As your body folds onto the cold cement floor of the E.R. doorway, your focus zooms to the feet scurrying by and the relentless, torturing, alarm sounds going off from medical devices sustaining lives triggering major PTSD.
Code Blue, Room 2!
The coolness from the floor can’t compete with what’s burning through your heart and mind. The branding sears, “Code Blue, Room 2; Code Blue, Room 2.”
My mind races back 25 years as I cradle this beautiful blue-eyed baby boy with the sweetest white hair that I spiked up like Bart Simpson.
The joy this mama’s heart pondered hearing what a beautiful baby he was from those passing by; though their initial reactions were that he was a girl because he was such a beautiful porcelain-skinned doll. It didn’t matter, he was my beautiful baby. He was God’s medical miracle.
Cradling him back and forth became a coping mechanism that would offer him comfort throughout his life.
Setting them free…
Miracles…
I wish I could go back and hold him forever as I squish and caress his porky feet.
Only us mamas can appreciate our infatuations with our children’s feet.
Dislike feet? Stinky and gross?
Me, too. That is, until I gave birth to my children.
Suddenly two feet layered in Red Wings and blue slip covers slide into my uncharted pool of tears. I’m agitated because they’re occupying my “personal space,” even though I lay dormant on the hospital’s floor.
After hearing repeated “Ma’ams,” this fully bearded, piercing dark eyes and haired man wearing a white kippah squats down and squares me right in the face. His lips begin to move, but I can no longer make sense of anything after the explosion of tragedy hit my brain.
I laid there comatose until his physical touch stroking my hair away from my face did my senses start to re-emerge.

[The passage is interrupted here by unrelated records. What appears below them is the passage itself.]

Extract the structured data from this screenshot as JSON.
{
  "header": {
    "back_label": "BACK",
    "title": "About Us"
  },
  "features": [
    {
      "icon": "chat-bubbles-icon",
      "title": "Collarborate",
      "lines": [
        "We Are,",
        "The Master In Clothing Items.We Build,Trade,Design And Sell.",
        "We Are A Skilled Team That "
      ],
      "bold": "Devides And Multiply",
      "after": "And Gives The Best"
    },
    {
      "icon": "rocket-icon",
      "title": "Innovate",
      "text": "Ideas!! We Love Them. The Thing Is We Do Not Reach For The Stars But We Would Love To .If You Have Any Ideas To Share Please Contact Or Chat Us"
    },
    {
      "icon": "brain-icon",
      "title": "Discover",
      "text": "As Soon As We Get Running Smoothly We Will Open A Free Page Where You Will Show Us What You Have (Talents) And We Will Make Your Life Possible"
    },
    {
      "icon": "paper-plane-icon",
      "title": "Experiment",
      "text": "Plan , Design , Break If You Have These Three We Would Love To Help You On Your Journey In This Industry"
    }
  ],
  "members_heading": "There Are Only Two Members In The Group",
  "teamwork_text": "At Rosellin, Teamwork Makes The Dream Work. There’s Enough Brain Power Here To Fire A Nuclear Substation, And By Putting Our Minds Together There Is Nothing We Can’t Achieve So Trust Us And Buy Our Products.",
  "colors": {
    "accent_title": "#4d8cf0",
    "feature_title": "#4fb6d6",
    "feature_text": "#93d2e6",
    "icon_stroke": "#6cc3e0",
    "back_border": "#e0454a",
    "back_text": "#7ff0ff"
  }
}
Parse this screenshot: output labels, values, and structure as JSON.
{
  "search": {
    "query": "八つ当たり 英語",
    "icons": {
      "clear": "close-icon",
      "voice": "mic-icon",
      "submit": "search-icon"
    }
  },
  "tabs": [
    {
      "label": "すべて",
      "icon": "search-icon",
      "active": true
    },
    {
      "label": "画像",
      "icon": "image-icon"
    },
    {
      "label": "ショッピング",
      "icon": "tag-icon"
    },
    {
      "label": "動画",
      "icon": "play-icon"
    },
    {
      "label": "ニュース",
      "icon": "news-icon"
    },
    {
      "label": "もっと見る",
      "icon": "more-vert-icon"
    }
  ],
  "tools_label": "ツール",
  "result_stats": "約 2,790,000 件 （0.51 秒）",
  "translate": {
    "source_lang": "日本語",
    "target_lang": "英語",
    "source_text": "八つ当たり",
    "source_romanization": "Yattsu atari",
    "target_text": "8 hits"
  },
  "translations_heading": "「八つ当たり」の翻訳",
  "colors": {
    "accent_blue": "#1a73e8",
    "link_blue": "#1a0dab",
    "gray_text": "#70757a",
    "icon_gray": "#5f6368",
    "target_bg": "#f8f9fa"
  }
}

He offers to help me up, but due to the paralysis from all the fear and dread and the lack of courage to face reality, he scoops me up into his arms instead and pulls me out of the deadly traffic jam in front of Trauma Room 2.
No sooner than hearing the beat of another’s heart, my eyes fell laser-focused onto the huge lifeless squishy feet hanging over the hospital gurney as many doctors and nurses were performing CPR, inserting tubes and IV’s into my lifeless blue son.
The adrenaline from the broken heart leaped me out of the chaplain’s arms and off the floor as loud battle cries from heaven wailed, causing the medical team to pull the curtain closed.
The chaplain catches me again, pulling me away from the room.
When your visualization is a lifeless baby boy, who may be 6’5″, but who is blue and not responding to medical attention being rendered, your eyes and mind focus intuitively on what’s outside the drawn curtain for survival.
You frame each second onto the surroundings; his blood on the floor, the fluid bags and needle wrappings and the horrible sounds coming from the trauma team who is now holding your baby boy as long as it takes.
God’s Great Love reaches down to hold me tight through this amazing Jewish Chaplain named Joe. God comforts me through Joe saying, “I’ll hold you as long as it takes” along with scripture from Deuteronomy 31:6:
“Be strong and courageous. Do not be afraid or terrified because of them, for the Lord your God goes with you; he will never leave you nor forsake you.”
God was faithful in sustaining me. His words are branded forever in my heart and mind, “I’ll hold you as long as it takes.”
And through a life that’s cleaved to those beautiful words, even when there hasn’t been an expected and good ending, I trust my Father God to pick me up and carry me through every tragedy and loss that comes my way.
As far as this 6’5″ baby boy, his striking blue eyes still pierce this mama’s heart with love and strong, yet tender, hugs. This day ended well!